I definitely have one of those obsessive personalities. Well, maybe I could call it passionate. Either way, when I do something, it tends to consume me. This can be good or bad. When it comes to many things in life, it can be beneficial. When it comes to food, it can be helpful or even harmful.
I've decided to give myself a break. There are plenty of people out there who are perfectly healthy and who do not obsess over every macro-nutrient, every calorie burned, and every bite that enters their body. I've decided to see if that works for me. I haven't logged in to My Fitness Pal for a couple of weeks now, I haven't been calculating the nutrition in the recipes I make, and I haven't stepped on the scale every single morning. My focus has been simple: drink water, eat clean, and exercise regularly - even if it's just 20 minutes of yoga in the morning.
Well, an asteroid has not come crashing down on my head. I have not gained a dress size. In fact, I - gasp - feel better!
So here's what I made for dinner last night: enchiladas. Enchiladas are not health food. Unless, of course, I make them. :) Now, this recipe is fairly labor intensive, and will take about 90 minutes start to finish.
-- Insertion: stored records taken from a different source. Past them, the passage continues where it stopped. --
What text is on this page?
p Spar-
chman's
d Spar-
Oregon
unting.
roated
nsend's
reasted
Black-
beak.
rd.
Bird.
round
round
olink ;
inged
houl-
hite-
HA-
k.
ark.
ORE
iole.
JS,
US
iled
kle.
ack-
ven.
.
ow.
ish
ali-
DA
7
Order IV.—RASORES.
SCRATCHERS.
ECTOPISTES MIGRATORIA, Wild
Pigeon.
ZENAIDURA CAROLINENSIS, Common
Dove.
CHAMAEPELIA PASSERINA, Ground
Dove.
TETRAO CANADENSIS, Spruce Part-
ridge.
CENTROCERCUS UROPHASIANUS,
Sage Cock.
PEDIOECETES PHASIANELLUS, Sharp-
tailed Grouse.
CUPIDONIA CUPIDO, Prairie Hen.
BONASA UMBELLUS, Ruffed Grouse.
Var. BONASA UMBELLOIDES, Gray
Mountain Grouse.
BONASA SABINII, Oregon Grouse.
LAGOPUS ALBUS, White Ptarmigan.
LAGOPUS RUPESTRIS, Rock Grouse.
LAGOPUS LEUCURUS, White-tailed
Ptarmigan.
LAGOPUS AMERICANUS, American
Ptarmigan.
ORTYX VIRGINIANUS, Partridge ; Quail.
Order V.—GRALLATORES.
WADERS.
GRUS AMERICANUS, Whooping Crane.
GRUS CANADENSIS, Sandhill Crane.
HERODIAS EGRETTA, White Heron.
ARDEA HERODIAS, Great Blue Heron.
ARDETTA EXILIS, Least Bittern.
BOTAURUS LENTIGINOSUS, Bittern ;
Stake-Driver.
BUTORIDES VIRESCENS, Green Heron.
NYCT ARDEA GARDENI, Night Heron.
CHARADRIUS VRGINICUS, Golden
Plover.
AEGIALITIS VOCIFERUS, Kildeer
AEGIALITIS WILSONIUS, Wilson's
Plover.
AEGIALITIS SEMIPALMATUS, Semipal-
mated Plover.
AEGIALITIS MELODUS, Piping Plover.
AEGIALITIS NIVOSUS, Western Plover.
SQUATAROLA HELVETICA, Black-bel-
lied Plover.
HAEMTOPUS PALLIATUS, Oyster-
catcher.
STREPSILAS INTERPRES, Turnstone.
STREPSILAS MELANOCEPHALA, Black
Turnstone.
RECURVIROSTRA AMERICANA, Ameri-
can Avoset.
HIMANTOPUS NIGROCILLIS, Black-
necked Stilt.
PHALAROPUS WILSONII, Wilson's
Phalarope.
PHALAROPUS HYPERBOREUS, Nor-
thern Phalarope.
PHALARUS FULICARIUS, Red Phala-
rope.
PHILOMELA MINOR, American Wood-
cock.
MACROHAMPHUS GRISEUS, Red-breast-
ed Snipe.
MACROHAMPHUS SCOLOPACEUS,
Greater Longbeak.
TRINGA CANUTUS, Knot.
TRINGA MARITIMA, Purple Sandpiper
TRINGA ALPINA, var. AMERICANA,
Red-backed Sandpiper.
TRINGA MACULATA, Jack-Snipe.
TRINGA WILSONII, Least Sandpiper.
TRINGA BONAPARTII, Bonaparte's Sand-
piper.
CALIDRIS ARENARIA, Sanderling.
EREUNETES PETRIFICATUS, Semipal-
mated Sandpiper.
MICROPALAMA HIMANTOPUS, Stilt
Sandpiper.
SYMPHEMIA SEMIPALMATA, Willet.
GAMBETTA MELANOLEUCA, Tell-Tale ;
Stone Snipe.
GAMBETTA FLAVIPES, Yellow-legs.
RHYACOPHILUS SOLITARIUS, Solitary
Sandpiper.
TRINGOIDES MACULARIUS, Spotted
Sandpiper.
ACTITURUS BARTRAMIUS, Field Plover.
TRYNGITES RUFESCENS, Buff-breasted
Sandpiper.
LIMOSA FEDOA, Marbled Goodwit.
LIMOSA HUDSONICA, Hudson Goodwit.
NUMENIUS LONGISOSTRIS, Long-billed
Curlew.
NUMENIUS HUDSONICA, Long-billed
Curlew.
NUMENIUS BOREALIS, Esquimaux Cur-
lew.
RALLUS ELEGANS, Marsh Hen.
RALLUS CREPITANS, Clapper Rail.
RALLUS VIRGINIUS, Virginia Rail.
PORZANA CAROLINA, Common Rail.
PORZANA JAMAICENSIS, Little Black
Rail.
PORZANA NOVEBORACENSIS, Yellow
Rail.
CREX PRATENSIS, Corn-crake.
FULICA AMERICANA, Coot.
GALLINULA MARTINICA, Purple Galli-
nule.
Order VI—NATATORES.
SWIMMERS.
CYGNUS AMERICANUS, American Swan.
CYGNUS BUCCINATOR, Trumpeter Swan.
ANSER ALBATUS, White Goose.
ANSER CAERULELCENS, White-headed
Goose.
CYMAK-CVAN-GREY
Well, probably less, because I had to stop to make a few more tortillas, and I wasn't really in any kind of rush. So probably closer to an hour. There's some recipes within recipes here, so pay close attention. As with all of my recipes, if you want to substitute something premade (like tortillas or sauce) instead of going from scratch, feel free. But I'm telling you, these were bomb. I wish I'd made more.
For the tortillas (this will make 8-9):
8 whole eggs
2 tsp coconut oil
1/2 cup arrowroot powder
1/4 tsp baking soda
2 tsp coconut flour
Pinch of salt
Whisk eggs into a large mixing bowl. Melt coconut oil and whisk into the eggs. Combine dry ingredients and whisk together until no lumps remain, then whisk wet and dry ingredients together.
Preheat a small frying pan over medium heat (I used an omelet pan). Spray lightly with cooking spray. Pour a small amount of batter in pan, about 1-2 T, just enough to lightly coat the bottom, turning pan to spread batter around. Cook a minute or two, until edges start to turn up and bottom starts to brown. Flip, and cook another minute or two on the other side. Remove from pan and continue with remaining batter.
For the chicken:
2-3 boneless, skinless chicken breasts (depends on size)
2 T. olive oil
2 T. lemon juice
Sea salt & black pepper
Pound chicken lightly with a meat clever. Don't flatten it, we're just looking to tenderize it a little. Put in a mixing bowl and toss with olive oil and lemon juice. Let marinate for 15 minutes, tossing occasionally.
Preheat frying pan with a tight fitting lid over medium heat. Spray generously with cooking spray. If chicken breasts are smaller, cut in half lengthwise. If larger, cut in thirds lengthwise. Arrange chicken pieces in pan, sprinkle lightly with salt and pepper and cover. Cook, flipping over every 5 minutes or so, until chicken is no longer pink. Transfer chicken from pan to mixing bowl and let cool just until you can touch it. Shred chicken with two forks.
For the sauce:
4 c. cooked butternut squash
1/2 roasted red bell pepper
1/4 cup coconut milk
1/2 tsp dried sage
1/2 tsp dried rosemary
1/2 tsp dried basil
1/2 tsp dried oregano
1 T. chili powder
1-2 T. Bragg's Liquid Aminos
1/4 cup apple cider vinegar
2 T. honey
5 drops liquid smoke
1 T. nutritional yeast (optional)
Water or chicken broth (amount will vary depending on desired thickness of sauce)
Sea salt & black pepper, to taste
Put all ingredients except water in a blender and process on high speed until smooth. If sauce is too thick, thin it down with some water or broth.
Assemble the enchiladas:
Coat a 13x9 baking dish with cooking spray. Preheat oven to 350 degrees. Pour a small amount of sauce in the baking dish, just enough to cover the bottom.
Take a couple of tablespoons of shredded chicken and spread it in a line down the center of each tortilla. Add as much chicken as you think you can fit without ripping the shell. Pour a little sauce, about a tablespoon, in the center, then roll the tortilla end to end. Arrange in pan, folded side down. Continue until all tortillas are used.
Pour remaining sauce over top of enchiladas, using a spoon to spread it around if necessary. Make sure to get sauce down all sides. Bake for 15-20 minutes or until hot and bubbly. Let cool about 5 minutes before serving.